The $50 a share proposal was chosen by the railroad company as the best of three competing bids -- including a hostile $44-a-share offer by Japonica and a proposal by CNW employees.
A definitive merger agreement unanimously approved by CNW directors calls for acquisition of CNW for $45.50 a share in cash and $4.50 a share, face value, of preferred stock with a dividend rate of 17 percent.
In addition to the acquisition of some 19 million shares oustanding, the deal calls for assumption of certain existing debt and other obligations, bringing the total price tag to about $1.6 billion.
Japonica, in response to the CNW announcement, terminated its $44-a-share tender offer and said it was evaluating its alternatives, including tendering its CNW stock under the offer to be made pursuant to the merger agreement.
Japonica said no stock was tendered under its offer.
Under the deal announced Tuesday, CNW will be acquired by a corporation headed by Blackstone Capital Partners L.P. and including other investors, among them CNW senior management, Donaldson, Lufkin & Jenrette Securities Corp. and Union Pacific.
'This transaction represents an important positive step for all the major constituencies of CNW,' said CNW Chairman Robert Schmiege, who heads the senior CNW management group participating in the acquisition.
'Employees and customers of CNW will benefit from the fact that our business plan calls for upgrading CNW's most strategically important line, does not depend upon the sale of operating assets, and continues CNW's role as a provider of quality transportation services,' Schmiege said.
CNW Corp. is the parent of Chicago and North Western Transportation Co., which operates commuter rail service in the Chicago area and freight service in the Midwest and Plains, serving Illinois, Wisconsin, Michigan, Iowa, Minnesota, Nebraska, South Dakota, Missouri, Kansas and Wyoming.
Japonica, an investment group headed by former New York investment banker Paul Kazarian, made a $721 million, $44-a share merger proposal in April, offering $39.50 in cash and $4.50 in preferred stock per common share of CNW stock.
To press its bid, Japonica waged a proxy battle, running its own slate of directors against the incumbent CNW board at CNW's May 16 stockholders meeting, but the Japonica slate was roundly defeated.
CNW subsequently set a June 2 deadline for competing offers while Japonica pursued a tender offer.
Offers from Japonica and CNW employees were considered along with the Blackstone group bid. The Blackstone offer was unanimously recommended by a special committee of outside directors appointed to preside over the auction and won unanimous approval of the CNW board.
CNW directors, customers and several members of Congress had expressed concern that the Japonica proposal would leave CNW too encumbered by debt to continue operation.
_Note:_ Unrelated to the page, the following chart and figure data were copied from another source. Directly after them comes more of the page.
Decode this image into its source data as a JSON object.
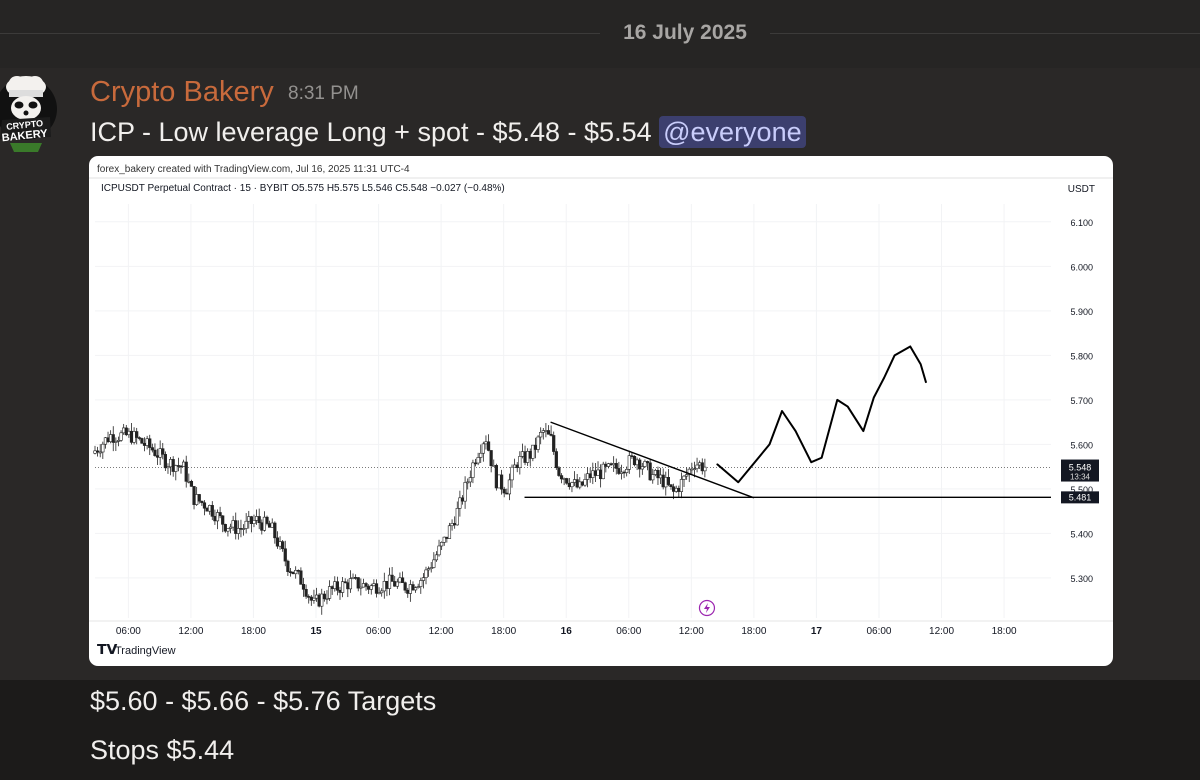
{
  "date_divider": "16 July 2025",
  "message": {
    "username": "Crypto Bakery",
    "timestamp": "8:31 PM",
    "text": "ICP - Low leverage Long + spot - $5.48 - $5.54",
    "mention": "@everyone",
    "avatar_text": [
      "CRYPTO",
      "BAKERY"
    ],
    "followups": [
      "$5.60 - $5.66 - $5.76 Targets",
      "Stops $5.44"
    ]
  },
  "chart": {
    "credit": "forex_bakery created with TradingView.com, Jul 16, 2025 11:31 UTC-4",
    "legend": "ICPUSDT Perpetual Contract · 15 · BYBIT  O5.575  H5.575  L5.546  C5.548  −0.027 (−0.48%)",
    "currency": "USDT",
    "watermark": "TradingView",
    "current_price": "5.548",
    "countdown": "13:34",
    "support_price": "5.481"
  },
  "chart_data": {
    "type": "candlestick",
    "symbol": "ICPUSDT Perpetual Contract",
    "interval": "15",
    "exchange": "BYBIT",
    "ohlc_last": {
      "open": 5.575,
      "high": 5.575,
      "low": 5.546,
      "close": 5.548,
      "change": -0.027,
      "change_pct": -0.48
    },
    "y_ticks": [
      "6.100",
      "6.000",
      "5.900",
      "5.800",
      "5.700",
      "5.600",
      "5.500",
      "5.400",
      "5.300"
    ],
    "ylim": [
      5.21,
      6.14
    ],
    "x_ticks": [
      {
        "label": "06:00",
        "h": 6
      },
      {
        "label": "12:00",
        "h": 12
      },
      {
        "label": "18:00",
        "h": 18
      },
      {
        "label": "15",
        "h": 24,
        "bold": true
      },
      {
        "label": "06:00",
        "h": 30
      },
      {
        "label": "12:00",
        "h": 36
      },
      {
        "label": "18:00",
        "h": 42
      },
      {
        "label": "16",
        "h": 48,
        "bold": true
      },
      {
        "label": "06:00",
        "h": 54
      },
      {
        "label": "12:00",
        "h": 60
      },
      {
        "label": "18:00",
        "h": 66
      },
      {
        "label": "17",
        "h": 72,
        "bold": true
      },
      {
        "label": "06:00",
        "h": 78
      },
      {
        "label": "12:00",
        "h": 84
      },
      {
        "label": "18:00",
        "h": 90
      }
    ],
    "xlim": [
      2.8,
      94.5
    ],
    "current_price": 5.548,
    "support_level": 5.481,
    "price_path": [
      [
        2.8,
        5.58
      ],
      [
        4.5,
        5.62
      ],
      [
        6.5,
        5.62
      ],
      [
        8.5,
        5.59
      ],
      [
        10,
        5.56
      ],
      [
        11.5,
        5.55
      ],
      [
        12.5,
        5.48
      ],
      [
        14,
        5.46
      ],
      [
        15.5,
        5.42
      ],
      [
        17,
        5.41
      ],
      [
        18.5,
        5.43
      ],
      [
        20,
        5.41
      ],
      [
        21.5,
        5.33
      ],
      [
        23,
        5.29
      ],
      [
        24,
        5.24
      ],
      [
        25.5,
        5.27
      ],
      [
        27.5,
        5.29
      ],
      [
        29.5,
        5.28
      ],
      [
        31.5,
        5.29
      ],
      [
        33,
        5.28
      ],
      [
        34.5,
        5.3
      ],
      [
        36.5,
        5.38
      ],
      [
        38,
        5.46
      ],
      [
        39.5,
        5.57
      ],
      [
        40.5,
        5.62
      ],
      [
        41.5,
        5.52
      ],
      [
        42.5,
        5.5
      ],
      [
        43.5,
        5.56
      ],
      [
        45,
        5.58
      ],
      [
        46,
        5.63
      ],
      [
        46.8,
        5.61
      ],
      [
        47.5,
        5.54
      ],
      [
        48.5,
        5.52
      ],
      [
        49.5,
        5.5
      ],
      [
        50.5,
        5.53
      ],
      [
        52,
        5.54
      ],
      [
        53.5,
        5.55
      ],
      [
        55,
        5.57
      ],
      [
        56.5,
        5.53
      ],
      [
        57.5,
        5.52
      ],
      [
        58.5,
        5.49
      ],
      [
        59.5,
        5.52
      ],
      [
        60.5,
        5.56
      ],
      [
        61.5,
        5.55
      ]
    ],
    "drawings": {
      "descending_trendline": [
        [
          46.5,
          5.65
        ],
        [
          66,
          5.48
        ]
      ],
      "support_line": [
        [
          44,
          5.481
        ],
        [
          94.5,
          5.481
        ]
      ],
      "projected_path": [
        [
          62.5,
          5.555
        ],
        [
          64.5,
          5.515
        ],
        [
          67.5,
          5.6
        ],
        [
          68.7,
          5.675
        ],
        [
          70,
          5.63
        ],
        [
          71.5,
          5.56
        ],
        [
          72.5,
          5.57
        ],
        [
          74,
          5.7
        ],
        [
          75,
          5.685
        ],
        [
          76.5,
          5.63
        ],
        [
          77.5,
          5.705
        ],
        [
          78.5,
          5.75
        ],
        [
          79.5,
          5.8
        ],
        [
          81,
          5.82
        ],
        [
          82,
          5.78
        ],
        [
          82.5,
          5.74
        ]
      ]
    }
  }
}
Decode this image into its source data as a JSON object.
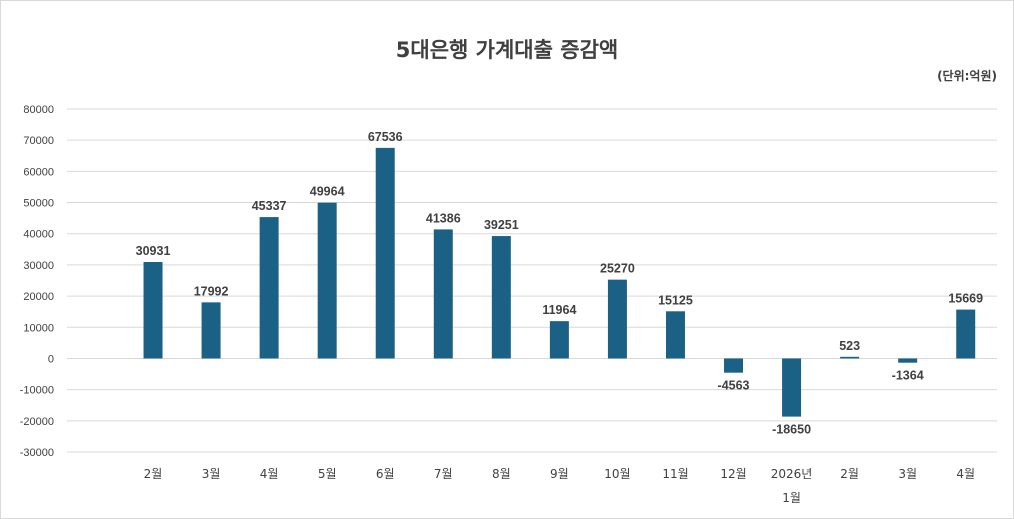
{
  "chart_data": {
    "type": "bar",
    "title": "5대은행 가계대출 증감액",
    "unit_note": "(단위:억원)",
    "categories": [
      [
        "2월"
      ],
      [
        "3월"
      ],
      [
        "4월"
      ],
      [
        "5월"
      ],
      [
        "6월"
      ],
      [
        "7월"
      ],
      [
        "8월"
      ],
      [
        "9월"
      ],
      [
        "10월"
      ],
      [
        "11월"
      ],
      [
        "12월"
      ],
      [
        "2026년",
        "1월"
      ],
      [
        "2월"
      ],
      [
        "3월"
      ],
      [
        "4월"
      ]
    ],
    "values": [
      30931,
      17992,
      45337,
      49964,
      67536,
      41386,
      39251,
      11964,
      25270,
      15125,
      -4563,
      -18650,
      523,
      -1364,
      15669
    ],
    "ylim": [
      -30000,
      80000
    ],
    "yticks": [
      80000,
      70000,
      60000,
      50000,
      40000,
      30000,
      20000,
      10000,
      0,
      -10000,
      -20000,
      -30000
    ],
    "grid": true,
    "bar_color": "#1b6185",
    "gridline_color": "#d9d9d9",
    "text_color": "#404040"
  }
}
CNW officials and officials of the Blackstone group said their merger agreement provides a conservative capital structure that will ensure adequate liquidity and provide for substantial capital improvements.
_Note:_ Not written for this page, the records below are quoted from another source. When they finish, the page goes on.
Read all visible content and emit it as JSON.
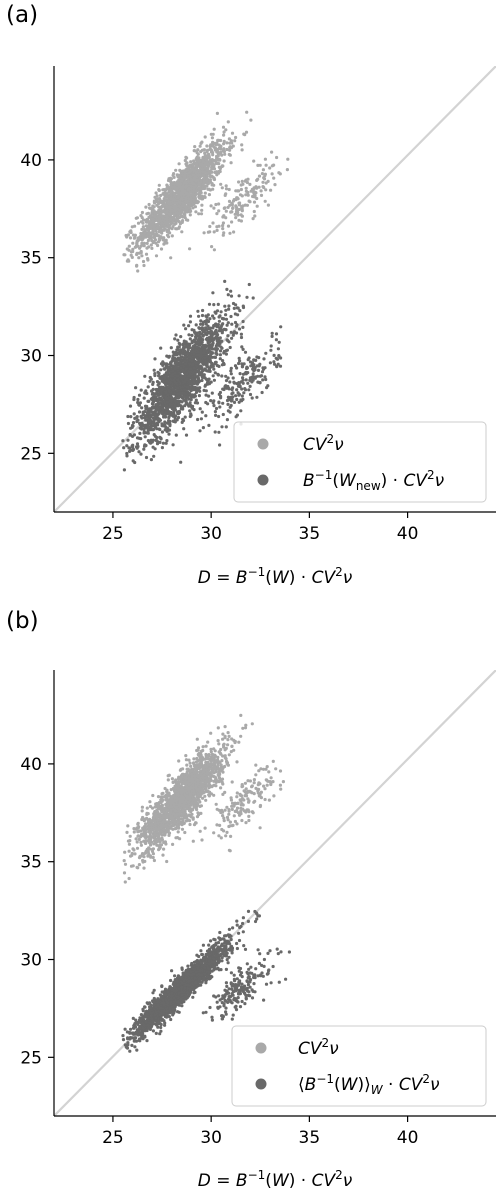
{
  "chart_data": [
    {
      "type": "scatter",
      "panel_label": "(a)",
      "xlabel": "D = B⁻¹(W) · CV²ν",
      "ylabel": "",
      "xlim": [
        22,
        44.5
      ],
      "ylim": [
        22,
        44.8
      ],
      "xticks": [
        25,
        30,
        35,
        40
      ],
      "yticks": [
        25,
        30,
        35,
        40
      ],
      "grid": false,
      "legend_position": "bottom-right",
      "diagonal_line": {
        "from": [
          22,
          22
        ],
        "to": [
          44.5,
          44.5
        ],
        "color": "#d3d3d3"
      },
      "series": [
        {
          "name": "CV²ν",
          "color": "#a9a9a9",
          "clusters": [
            {
              "x_mean": 28.5,
              "y_mean": 38.2,
              "sx": 1.1,
              "sy": 1.3,
              "rho": 0.85,
              "n": 1600
            },
            {
              "x_mean": 31.6,
              "y_mean": 38.0,
              "sx": 0.9,
              "sy": 1.0,
              "rho": 0.8,
              "n": 160
            }
          ],
          "x_range": [
            25.5,
            34.6
          ],
          "y_range": [
            34.1,
            42.7
          ]
        },
        {
          "name": "B⁻¹(W_new) · CV²ν",
          "color": "#696969",
          "clusters": [
            {
              "x_mean": 28.5,
              "y_mean": 28.8,
              "sx": 1.2,
              "sy": 1.6,
              "rho": 0.82,
              "n": 1800
            },
            {
              "x_mean": 31.7,
              "y_mean": 28.6,
              "sx": 0.9,
              "sy": 1.1,
              "rho": 0.75,
              "n": 200
            }
          ],
          "x_range": [
            25.5,
            34.3
          ],
          "y_range": [
            23.7,
            34.1
          ]
        }
      ]
    },
    {
      "type": "scatter",
      "panel_label": "(b)",
      "xlabel": "D = B⁻¹(W) · CV²ν",
      "ylabel": "",
      "xlim": [
        22,
        44.5
      ],
      "ylim": [
        22,
        44.8
      ],
      "xticks": [
        25,
        30,
        35,
        40
      ],
      "yticks": [
        25,
        30,
        35,
        40
      ],
      "grid": false,
      "legend_position": "bottom-right",
      "diagonal_line": {
        "from": [
          22,
          22
        ],
        "to": [
          44.5,
          44.5
        ],
        "color": "#d3d3d3"
      },
      "series": [
        {
          "name": "CV²ν",
          "color": "#a9a9a9",
          "clusters": [
            {
              "x_mean": 28.5,
              "y_mean": 38.2,
              "sx": 1.1,
              "sy": 1.3,
              "rho": 0.85,
              "n": 1600
            },
            {
              "x_mean": 31.6,
              "y_mean": 38.0,
              "sx": 0.9,
              "sy": 1.0,
              "rho": 0.8,
              "n": 160
            }
          ],
          "x_range": [
            25.5,
            34.6
          ],
          "y_range": [
            33.2,
            42.7
          ]
        },
        {
          "name": "⟨B⁻¹(W)⟩_W · CV²ν",
          "color": "#696969",
          "clusters": [
            {
              "x_mean": 28.5,
              "y_mean": 28.5,
              "sx": 1.2,
              "sy": 1.2,
              "rho": 0.95,
              "n": 1800
            },
            {
              "x_mean": 31.6,
              "y_mean": 28.6,
              "sx": 0.9,
              "sy": 0.9,
              "rho": 0.8,
              "n": 180
            }
          ],
          "x_range": [
            25.5,
            34.6
          ],
          "y_range": [
            23.9,
            33.5
          ]
        }
      ]
    }
  ]
}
In an agreement with the Union Pacific, CNW will commit to spend $115 million through 1992 -- including $40 million in the second half of this year -- to maintain and upgrade CNW's east-west main line.
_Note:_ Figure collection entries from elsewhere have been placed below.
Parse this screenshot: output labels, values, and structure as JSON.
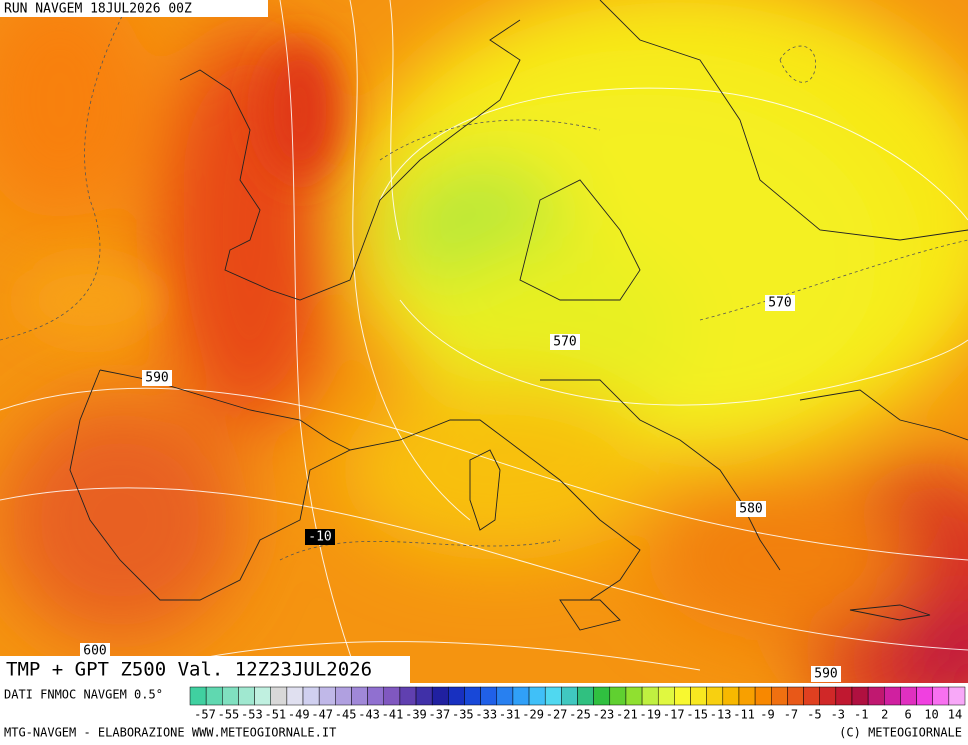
{
  "header": {
    "run": "RUN NAVGEM 18JUL2026 00Z"
  },
  "map": {
    "title": "TMP + GPT Z500 Val. 12Z23JUL2026",
    "contour_labels": [
      "590",
      "570",
      "570",
      "580",
      "590",
      "600",
      "-10"
    ]
  },
  "colorbar": {
    "source": "DATI FNMOC NAVGEM 0.5°",
    "colors": [
      "#40d0a0",
      "#60d8b0",
      "#80e0c0",
      "#a0e8d0",
      "#c0f0e0",
      "#d8d8d8",
      "#e0e0f0",
      "#d0d0f0",
      "#c0b8e8",
      "#b0a0e0",
      "#a088d8",
      "#9070d0",
      "#8058c0",
      "#6040b0",
      "#4030a8",
      "#2020a0",
      "#1830c0",
      "#1848d8",
      "#2060e8",
      "#2880f0",
      "#30a0f8",
      "#40c0f8",
      "#50d8f0",
      "#40c8c0",
      "#30c080",
      "#30c040",
      "#60d030",
      "#90e030",
      "#c0f040",
      "#e0f840",
      "#f8f830",
      "#f8e820",
      "#f8d010",
      "#f8b800",
      "#f8a000",
      "#f88800",
      "#f07010",
      "#e85818",
      "#e04020",
      "#d02828",
      "#c01830",
      "#b01040",
      "#c01870",
      "#d020a0",
      "#e030c0",
      "#f040e0",
      "#f870f0",
      "#f8a8f8"
    ],
    "labels": [
      "-57",
      "-55",
      "-53",
      "-51",
      "-49",
      "-47",
      "-45",
      "-43",
      "-41",
      "-39",
      "-37",
      "-35",
      "-33",
      "-31",
      "-29",
      "-27",
      "-25",
      "-23",
      "-21",
      "-19",
      "-17",
      "-15",
      "-13",
      "-11",
      "-9",
      "-7",
      "-5",
      "-3",
      "-1",
      "2",
      "6",
      "10",
      "14"
    ]
  },
  "footer": {
    "left": "MTG-NAVGEM - ELABORAZIONE WWW.METEOGIORNALE.IT",
    "right": "(C) METEOGIORNALE"
  }
}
A total of $230 million of equity capital will be invested in the newly formed company, in addition to the approximately $84 million of new preferred equity to be issued to existing stockholders.
Blackstone will hold the controlling interest, with minority common stock positions held by CNW management and by Donaldson, Lufkin & Jenrette.
The Union Pacific will hold $100 million of pay-in-kind preferred stock, convertible into a 25 percent minority position in common stock after five years, subject to approval by the Interstate Commerce Commission.
Blackstone has received committments for all the financing, with Chemial Bank providing a commitment for up to $585 million of senior bank debt, including a $75 million standby liquidity facility.
Donaldson, Lufkin & Jenrette will provide up to $475 million in bridge financing, expected to be refinanced by subordinated debt underwritten by DLJ.
'Blackstone, DLJ and management are strongly committed to the railroad's continuing growth and success,' said Blackstone President Stephen A. Schwarzman.
Blackstone is a majority owner of Transtar Inc., which operates seven railroads in the Midwest and Pennsylvania.
Transtar and CNW do not compete directly and will be run as separate entities.